Wednesday, October 23, 2019
Movie Reviews

Posted at: Feb 1, 2019, 5:16 PM; last updated: Feb 1, 2019, 5:16 PM (IST)MOVIE REVIEW - MARY QUEEN OF SCOTS

A fairly intriguing Queens’ gambit


Film: Mary Queen Of Scots

  • Cast: Saoirse Ronan, Margot Robbie, Jack Lowden, Joe Alwyn, Gemma Chan, Martin Compston, Ismael Cordova, Brendan Coyle, Ian Hart, Adrian Lester, James McArdle, David Tennant, Guy Pearce, Maria-Victoria Dragus, Eileen O'Higgins, Liah O'prey, Andrew Rothney
  • Director: Josie Rourke
A fairly intriguing Queens’ gambit
Mary Queen Of Scots

Johnson Thomas

Another historical that details the fractious relationship between the two neighbouring nations, i.e. England and Scotland, this costume drama is concentrated around how Mary, Queen of Scots, came to be beheaded. 

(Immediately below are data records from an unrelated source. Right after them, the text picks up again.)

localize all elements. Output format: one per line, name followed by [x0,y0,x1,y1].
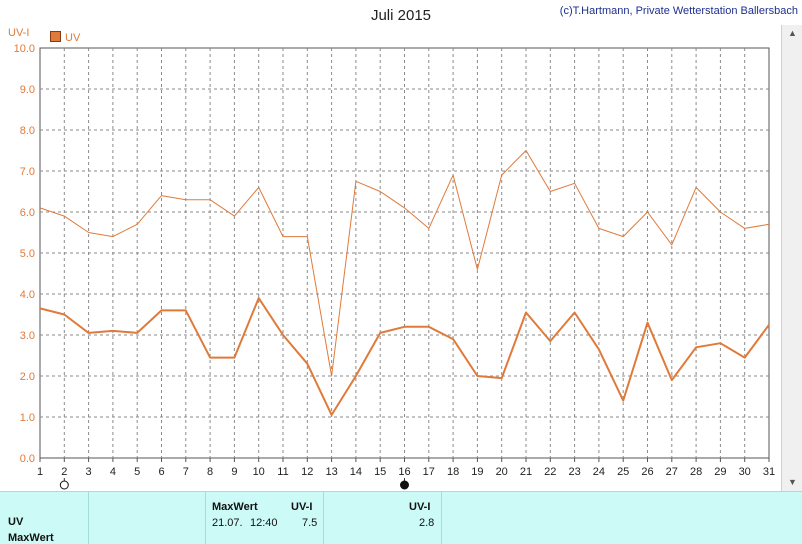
y-tick-label: 9.0 [20,84,35,96]
x-tick-label: 8 [207,466,213,478]
x-tick-label: 20 [496,466,508,478]
y-tick-label: 5.0 [20,248,35,260]
x-tick-label: 24 [593,466,605,478]
y-tick-label: 3.0 [20,330,35,342]
x-tick-label: 22 [544,466,556,478]
maxwert-header: MaxWert [212,501,258,513]
x-tick-label: 10 [253,466,265,478]
table-divider [441,492,442,544]
y-tick-label: 7.0 [20,166,35,178]
x-tick-label: 19 [471,466,483,478]
x-tick-label: 21 [520,466,532,478]
x-tick-label: 28 [690,466,702,478]
y-axis-label: UV-I [8,27,30,39]
x-tick-label: 9 [231,466,237,478]
day-markers [59,478,409,490]
x-tick-label: 1 [37,466,43,478]
summary-table: UV MaxWert MaxWert UV-I 21.07. 12:40 7.5… [0,491,802,544]
row-label-uv: UV [8,516,24,528]
x-tick-label: 13 [325,466,337,478]
scroll-down-icon[interactable]: ▼ [788,477,797,487]
max-time: 12:40 [250,517,278,529]
table-divider [323,492,324,544]
x-tick-label: 14 [350,466,362,478]
y-tick-label: 0.0 [20,453,35,465]
y-tick-label: 4.0 [20,289,35,301]
x-tick-label: 17 [423,466,435,478]
chart-title: Juli 2015 [370,7,432,24]
y-tick-label: 2.0 [20,371,35,383]
max-value: 7.5 [302,517,318,529]
open-circle-icon [59,480,69,490]
x-tick-label: 15 [374,466,386,478]
x-tick-label: 26 [641,466,653,478]
x-tick-label: 4 [110,466,116,478]
row-label-maxwert: MaxWert [8,532,54,544]
x-tick-label: 5 [134,466,140,478]
grid [40,48,769,458]
x-tick-label: 18 [447,466,459,478]
scroll-up-icon[interactable]: ▲ [788,28,797,38]
x-tick-label: 7 [183,466,189,478]
max-date: 21.07. [212,517,243,529]
legend: UV [50,31,80,44]
vertical-scrollbar[interactable]: ▲ ▼ [781,25,802,491]
x-tick-label: 2 [61,466,67,478]
x-tick-label: 3 [86,466,92,478]
x-axis: 1 2 3 4 5 6 7 8 9 10 11 12 13 14 15 16 17 18 19 20 21 22 23 24 2… [37,458,775,478]
series-line-max [39,150,770,377]
unit-header-2: UV-I [409,501,431,513]
y-tick-label: 10.0 [14,43,35,55]
x-tick-label: 25 [617,466,629,478]
series-group [39,150,770,416]
x-tick-label: 16 [398,466,410,478]
x-tick-label: 12 [301,466,313,478]
legend-label: UV [65,32,81,44]
y-axis: 0.0 1.0 2.0 3.0 4.0 5.0 6.0 7.0 8.0 9.0 10.0 [14,43,35,465]
x-tick-label: 23 [568,466,580,478]
x-tick-label: 27 [666,466,678,478]
filled-circle-icon [400,480,409,490]
series-line-avg [39,297,770,416]
y-tick-label: 6.0 [20,207,35,219]
x-tick-label: 30 [739,466,751,478]
avg-value: 2.8 [419,517,435,529]
x-tick-label: 11 [277,466,288,478]
x-tick-label: 6 [158,466,164,478]
y-tick-label: 8.0 [20,125,35,137]
x-tick-label: 29 [714,466,726,478]
y-tick-label: 1.0 [20,412,35,424]
table-divider [88,492,89,544]
table-divider [205,492,206,544]
x-tick-label: 31 [763,466,775,478]
unit-header-1: UV-I [291,501,313,513]
copyright-text: (c)T.Hartmann, Private Wetterstation Bal… [559,5,798,17]
legend-swatch [50,31,61,42]
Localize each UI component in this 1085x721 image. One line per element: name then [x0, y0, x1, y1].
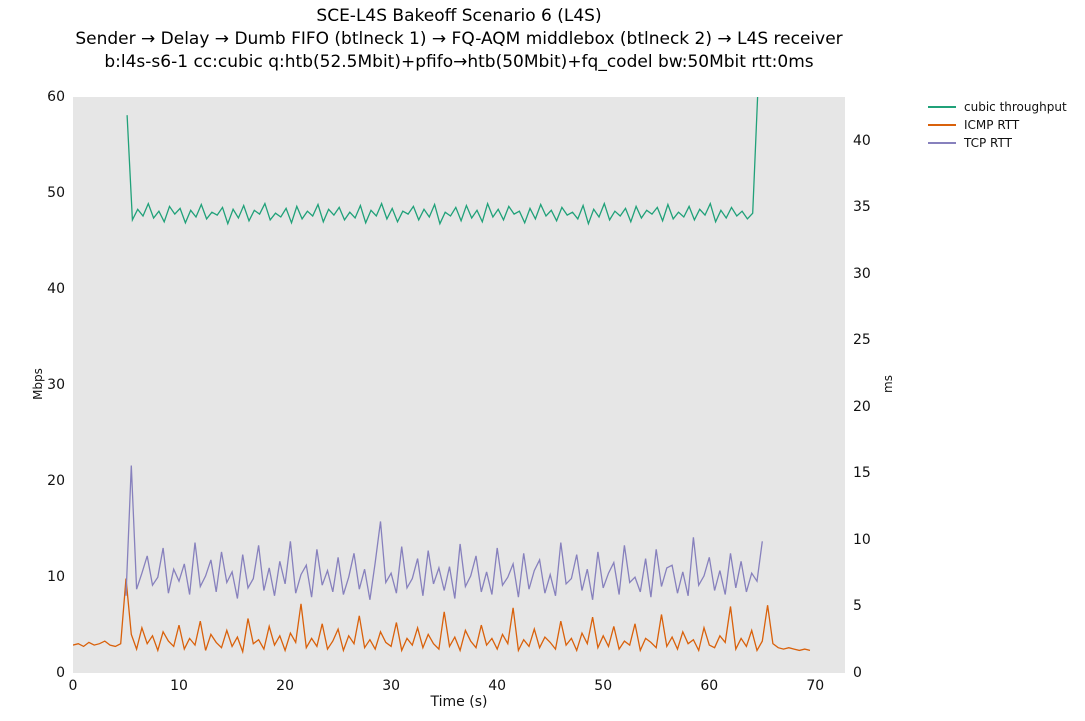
- y-right-tick-label: 15: [853, 465, 871, 482]
- y-left-tick-label: 0: [56, 665, 65, 681]
- y-right-tick-label: 5: [853, 598, 862, 615]
- y-left-tick-label: 30: [47, 377, 65, 393]
- legend-line-swatch-purple: [928, 142, 956, 144]
- legend-line-swatch-orange: [928, 124, 956, 126]
- series-line-tcp-rtt: [125, 465, 763, 600]
- y-right-tick-label: 30: [853, 265, 871, 282]
- y-right-tick-label: 40: [853, 132, 871, 149]
- series-lines: [73, 97, 811, 655]
- plot-area: [73, 97, 845, 673]
- y-left-tick-label: 10: [47, 569, 65, 585]
- y-left-tick-label: 50: [47, 185, 65, 201]
- y-right-tick-label: 20: [853, 398, 871, 415]
- x-tick-label: 20: [276, 678, 294, 694]
- chart-subtitle-topology: Sender → Delay → Dumb FIFO (btlneck 1) →…: [75, 29, 843, 49]
- y-right-axis-label: ms: [881, 375, 895, 393]
- y-left-tick-label: 40: [47, 281, 65, 297]
- y-right-tick-label: 35: [853, 199, 871, 216]
- x-tick-label: 10: [170, 678, 188, 694]
- y-right-tick-label: 10: [853, 531, 871, 548]
- legend: cubic throughput ICMP RTT TCP RTT: [928, 98, 1067, 152]
- legend-label: cubic throughput: [964, 100, 1067, 114]
- x-tick-label: 30: [382, 678, 401, 694]
- legend-label: TCP RTT: [964, 136, 1012, 150]
- x-axis-label: Time (s): [430, 694, 488, 710]
- y-left-tick-label: 60: [47, 89, 65, 105]
- y-right-tick-label: 25: [853, 332, 871, 349]
- legend-line-swatch-green: [928, 106, 956, 108]
- y-left-tick-label: 20: [47, 473, 65, 489]
- chart-subtitle-params: b:l4s-s6-1 cc:cubic q:htb(52.5Mbit)+pfif…: [104, 52, 814, 72]
- x-tick-label: 60: [700, 678, 719, 694]
- x-tick-label: 40: [488, 678, 507, 694]
- chart-title: SCE-L4S Bakeoff Scenario 6 (L4S): [316, 6, 602, 26]
- legend-label: ICMP RTT: [964, 118, 1020, 132]
- x-tick-label: 70: [806, 678, 825, 694]
- legend-item-icmp-rtt: ICMP RTT: [928, 116, 1067, 134]
- series-line-cubic-throughput: [126, 97, 759, 226]
- x-tick-label: 50: [594, 678, 613, 694]
- y-right-tick-label: 0: [853, 665, 862, 681]
- y-left-axis-label: Mbps: [31, 368, 45, 400]
- legend-item-cubic-throughput: cubic throughput: [928, 98, 1067, 116]
- legend-item-tcp-rtt: TCP RTT: [928, 134, 1067, 152]
- x-tick-label: 0: [68, 678, 78, 694]
- series-line-icmp-rtt: [73, 578, 811, 655]
- chart-title-block: SCE-L4S Bakeoff Scenario 6 (L4S) Sender …: [73, 5, 845, 74]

The film begins and ends with the Queen’s epochal date with the headman’s axe and takes us much deeper into the Game of Thrones that had Queen Elizabeth and Queen Mary, cousins by birth, getting entangled in court intrigue fuelled by the distrust between the respective Protestant and Catholic groups the Queens were intrinsically allied with, way back in the 16th century. The narrative finds space between the events depicted in Cate Blanchett’s second outing as Queen Elizabeth in the Shekhar Kapur directed version, concentrating largely on the power tussle that ensued following Mary’s return to Scotland following the death of her first husband, the King of France.

While the narrative may not faithfully follow the official records, it does use John Guy’s biography sporadically in its efforts to put forward ideas that were disputed by the traditionalists. The first half cuts away from the beheading to establish Mary Stuart’s (Soarise Ronan) justification for her return to her roots and staking of claim to the throne of England. The film gives us a broad idea of both the Queens’ individual psyches and political positions thereof. Unfortunately there’s not much clarity or logic in the decisions that put Mary’s life at risk from the word go. As the narrative progresses, it becomes harder to imagine why Mary would put in jeopardy her own life while pitting herself against forces that are greater than even she can overcome. The confusion continues to plague and eventually, despite a tighter more sewed in second half, fails to enthuse in entirety.

Just when we are ready to buy into some sympathy for Mary’s cause, the narrative betrays the momentum by putting forward Elizabeth’s point of view. In a scene that seems more imaginary than real we see the two Queens meeting at a secret rendezvous, beguiling us with a rather inconclusive discussion on decisions that seal their individual fates. The shift destroys the affect gained thus far and the narrative gets topsy-turvy trying to empathise with contrarian positions and criminal intent. While the writing and helming appears a bit shaky, there’s no taking away from the intense performances of the two leads, the fantastic costuming and make-up and the period authenticity of the production. The film rightfully deserved the two nods for costume and make-up and could have done with two more for the finely drawn lead performances!